Nicola Sturgeon would back companies that refuse to publish list of foreign workers
Nicola Sturgeon - Image credit: Scottish Parliament TV
The First Minister, Nicola Sturgeon, has made it clear she will support companies in Scotland that refuse to publish lists of foreign workers.
It had been suggested by Home Secretary Amber Rudd that British companies could be named and shamed for employing foreign rather than British workers.
During First Ministers Questions yesterday Sturgeon said, she would stand “four-square” behind Scottish companies who refused to supply such information.
In response to a question by Green MSP Ross Greer, Sturgeon said: “I would absolutely stand four-square beside any company that refused to comply with any request to publish details of foreign workers.
“What I find particularly offensive is the idea that companies will be named and shamed for the foreign workers that they employ, as if there was something shameful about employing workers from other countries. It is absolutely disgraceful.”
She added: “I think that it is about time that the Tories stood up and said that it is something that they definitely will not ever do because it would be downright disgraceful and disgusting, and this Government would have absolutely nothing to do with it.”

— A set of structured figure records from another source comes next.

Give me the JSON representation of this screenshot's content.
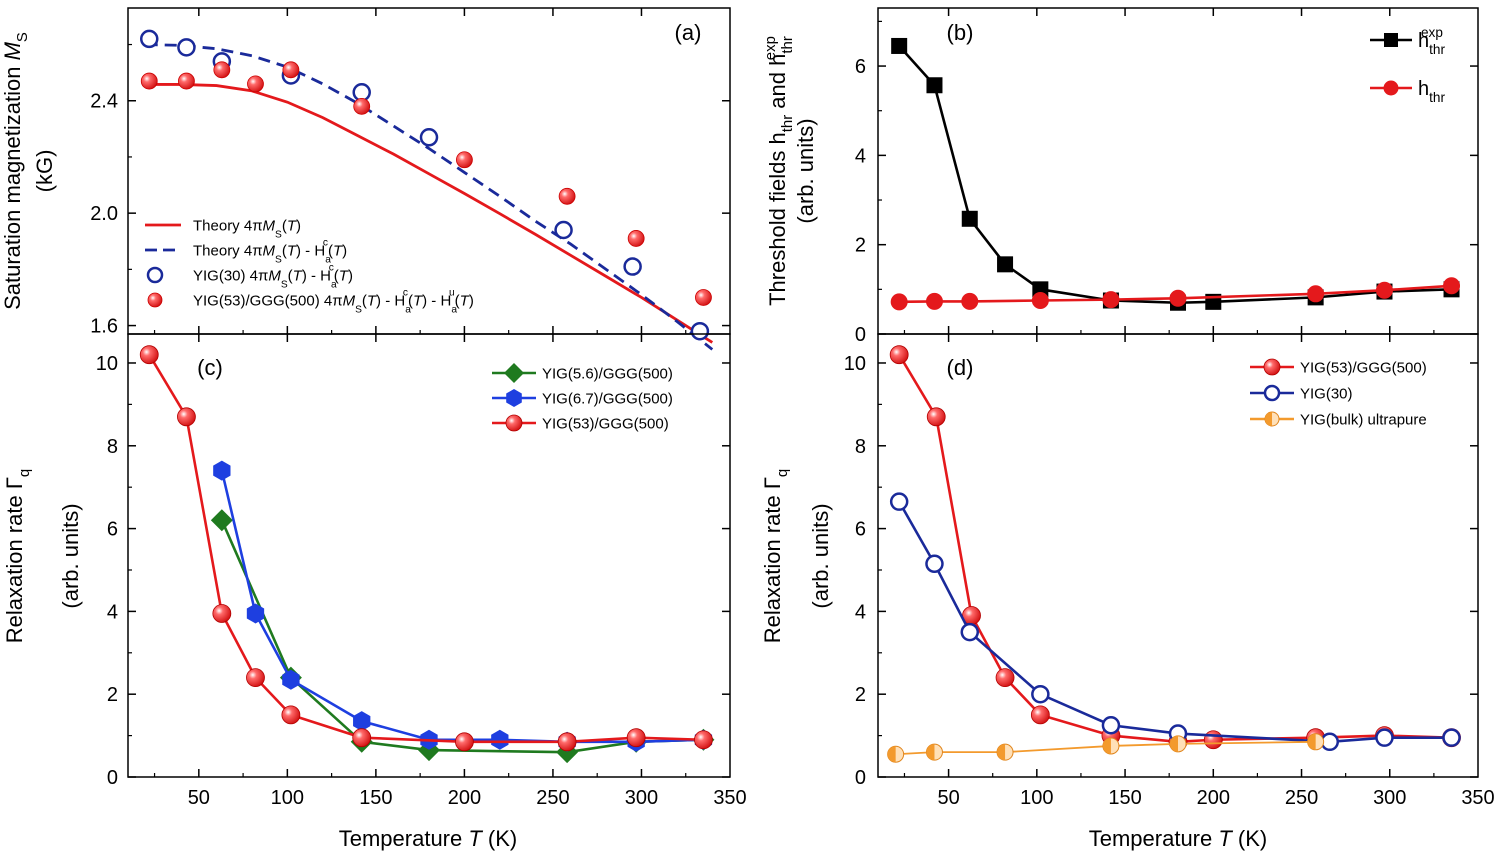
{
  "figure": {
    "xlabel_left": "Temperature T (K)",
    "xlabel_right": "Temperature T (K)"
  },
  "chart_data": [
    {
      "id": "a",
      "type": "scatter",
      "panel_label": "(a)",
      "ylabel": "Saturation magnetization M_S",
      "ylabel_unit": "(kG)",
      "xlim": [
        10,
        350
      ],
      "ylim": [
        1.57,
        2.73
      ],
      "x_ticks": [],
      "y_ticks": [
        1.6,
        2.0,
        2.4
      ],
      "y_tick_labels": [
        "1.6",
        "2.0",
        "2.4"
      ],
      "legend_position": "lower-left",
      "series": [
        {
          "name": "Theory 4πM_S(T)",
          "style": "solid-line",
          "color": "#e4191c",
          "x": [
            20,
            40,
            60,
            80,
            100,
            120,
            140,
            160,
            180,
            200,
            220,
            240,
            260,
            280,
            300,
            320,
            340
          ],
          "y": [
            2.458,
            2.458,
            2.454,
            2.435,
            2.395,
            2.34,
            2.275,
            2.21,
            2.14,
            2.07,
            1.998,
            1.925,
            1.85,
            1.775,
            1.7,
            1.62,
            1.54
          ]
        },
        {
          "name": "Theory 4πM_S(T) - H_a^c(T)",
          "style": "dashed-line",
          "color": "#1a2a9a",
          "x": [
            20,
            40,
            60,
            80,
            100,
            120,
            140,
            160,
            180,
            200,
            220,
            240,
            260,
            280,
            300,
            320,
            340
          ],
          "y": [
            2.6,
            2.597,
            2.585,
            2.56,
            2.52,
            2.46,
            2.39,
            2.31,
            2.23,
            2.145,
            2.06,
            1.972,
            1.89,
            1.8,
            1.71,
            1.615,
            1.515
          ]
        },
        {
          "name": "YIG(30) 4πM_S(T) - H_a^c(T)",
          "style": "open-circle",
          "color": "#1a2a9a",
          "x": [
            22,
            43,
            63,
            102,
            142,
            180,
            256,
            295,
            333
          ],
          "y": [
            2.62,
            2.59,
            2.54,
            2.49,
            2.43,
            2.27,
            1.94,
            1.81,
            1.58
          ]
        },
        {
          "name": "YIG(53)/GGG(500) 4πM_S(T) - H_a^c(T) - H_a^u(T)",
          "style": "filled-circle",
          "color": "#e4191c",
          "x": [
            22,
            43,
            63,
            82,
            102,
            142,
            200,
            258,
            297,
            335
          ],
          "y": [
            2.47,
            2.47,
            2.51,
            2.46,
            2.51,
            2.38,
            2.19,
            2.06,
            1.91,
            1.7
          ]
        }
      ]
    },
    {
      "id": "b",
      "type": "line",
      "panel_label": "(b)",
      "ylabel": "Threshold fields h_thr and h_thr^exp",
      "ylabel_unit": "(arb. units)",
      "xlim": [
        10,
        350
      ],
      "ylim": [
        0,
        7.3
      ],
      "x_ticks": [],
      "y_ticks": [
        0,
        2,
        4,
        6
      ],
      "y_tick_labels": [
        "0",
        "2",
        "4",
        "6"
      ],
      "legend_position": "top-right",
      "series": [
        {
          "name": "h_thr^exp",
          "style": "square-line",
          "color": "#000000",
          "x": [
            22,
            42,
            62,
            82,
            102,
            142,
            180,
            200,
            258,
            297,
            335
          ],
          "y": [
            6.45,
            5.57,
            2.58,
            1.56,
            1.0,
            0.75,
            0.7,
            0.72,
            0.82,
            0.95,
            1.0
          ]
        },
        {
          "name": "h_thr",
          "style": "circle-line",
          "color": "#e4191c",
          "x": [
            22,
            42,
            62,
            102,
            142,
            180,
            258,
            297,
            335
          ],
          "y": [
            0.72,
            0.73,
            0.73,
            0.75,
            0.77,
            0.8,
            0.9,
            0.98,
            1.08
          ]
        }
      ]
    },
    {
      "id": "c",
      "type": "line",
      "panel_label": "(c)",
      "ylabel": "Relaxation rate Γ_q",
      "ylabel_unit": "(arb. units)",
      "xlim": [
        10,
        350
      ],
      "ylim": [
        0,
        10.7
      ],
      "x_ticks": [
        50,
        100,
        150,
        200,
        250,
        300,
        350
      ],
      "x_tick_labels": [
        "50",
        "100",
        "150",
        "200",
        "250",
        "300",
        "350"
      ],
      "y_ticks": [
        0,
        2,
        4,
        6,
        8,
        10
      ],
      "y_tick_labels": [
        "0",
        "2",
        "4",
        "6",
        "8",
        "10"
      ],
      "legend_position": "top-right",
      "series": [
        {
          "name": "YIG(5.6)/GGG(500)",
          "style": "diamond-line",
          "color": "#1f7a1f",
          "x": [
            63,
            102,
            142,
            180,
            258,
            297,
            335
          ],
          "y": [
            6.2,
            2.4,
            0.85,
            0.65,
            0.6,
            0.85,
            0.9
          ]
        },
        {
          "name": "YIG(6.7)/GGG(500)",
          "style": "hexagon-line",
          "color": "#1e3fe0",
          "x": [
            63,
            82,
            102,
            142,
            180,
            220,
            258,
            297,
            335
          ],
          "y": [
            7.4,
            3.95,
            2.35,
            1.35,
            0.9,
            0.9,
            0.85,
            0.85,
            0.9
          ]
        },
        {
          "name": "YIG(53)/GGG(500)",
          "style": "ball-line",
          "color": "#e4191c",
          "x": [
            22,
            43,
            63,
            82,
            102,
            142,
            200,
            258,
            297,
            335
          ],
          "y": [
            10.2,
            8.7,
            3.95,
            2.4,
            1.5,
            0.95,
            0.85,
            0.85,
            0.95,
            0.9
          ]
        }
      ]
    },
    {
      "id": "d",
      "type": "line",
      "panel_label": "(d)",
      "ylabel": "Relaxation rate Γ_q",
      "ylabel_unit": "(arb. units)",
      "xlim": [
        10,
        350
      ],
      "ylim": [
        0,
        10.7
      ],
      "x_ticks": [
        50,
        100,
        150,
        200,
        250,
        300,
        350
      ],
      "x_tick_labels": [
        "50",
        "100",
        "150",
        "200",
        "250",
        "300",
        "350"
      ],
      "y_ticks": [
        0,
        2,
        4,
        6,
        8,
        10
      ],
      "y_tick_labels": [
        "0",
        "2",
        "4",
        "6",
        "8",
        "10"
      ],
      "legend_position": "top-right",
      "series": [
        {
          "name": "YIG(53)/GGG(500)",
          "style": "ball-line",
          "color": "#e4191c",
          "x": [
            22,
            43,
            63,
            82,
            102,
            142,
            180,
            200,
            258,
            297,
            335
          ],
          "y": [
            10.2,
            8.7,
            3.9,
            2.4,
            1.5,
            1.0,
            0.85,
            0.9,
            0.95,
            1.0,
            0.95
          ]
        },
        {
          "name": "YIG(30)",
          "style": "open-circle-line",
          "color": "#1a2a9a",
          "x": [
            22,
            42,
            62,
            102,
            142,
            180,
            266,
            297,
            335
          ],
          "y": [
            6.65,
            5.15,
            3.5,
            2.0,
            1.25,
            1.05,
            0.85,
            0.95,
            0.95
          ]
        },
        {
          "name": "YIG(bulk) ultrapure",
          "style": "half-circle-line",
          "color": "#f39a2d",
          "x": [
            20,
            42,
            82,
            142,
            180,
            258
          ],
          "y": [
            0.55,
            0.6,
            0.6,
            0.75,
            0.8,
            0.85
          ]
        }
      ]
    }
  ]
}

Brexit was a key theme of a number of yesterday’s FMQs.
Scottish Liberal Democrat leader Willie Rennie also raised the issue of Trade Secretary Liam Fox’s comments that the status of EU workers currently in the UK could be used as a bargaining tool in the Brexit negotiations.
Rennie said: “We have heard the Conservative International Trade Secretary branding European citizens working here as “cards” in an EU negotiation.
“We have heard the Conservative Home Secretary advocating listing of foreign workers.
“Those “cards”, those foreign workers, are our neighbours and our friends.
“They are our families. People who voted for Brexit across the United Kingdom did not vote to send their friends home.”
Sturgeon replied: “I hope that I have the backing of every single member in this chamber when I say this—to call on the UK Government to stop using human beings as bargaining chips and to give them the guaranteed right to stay where they belong, which is here in Scotland.”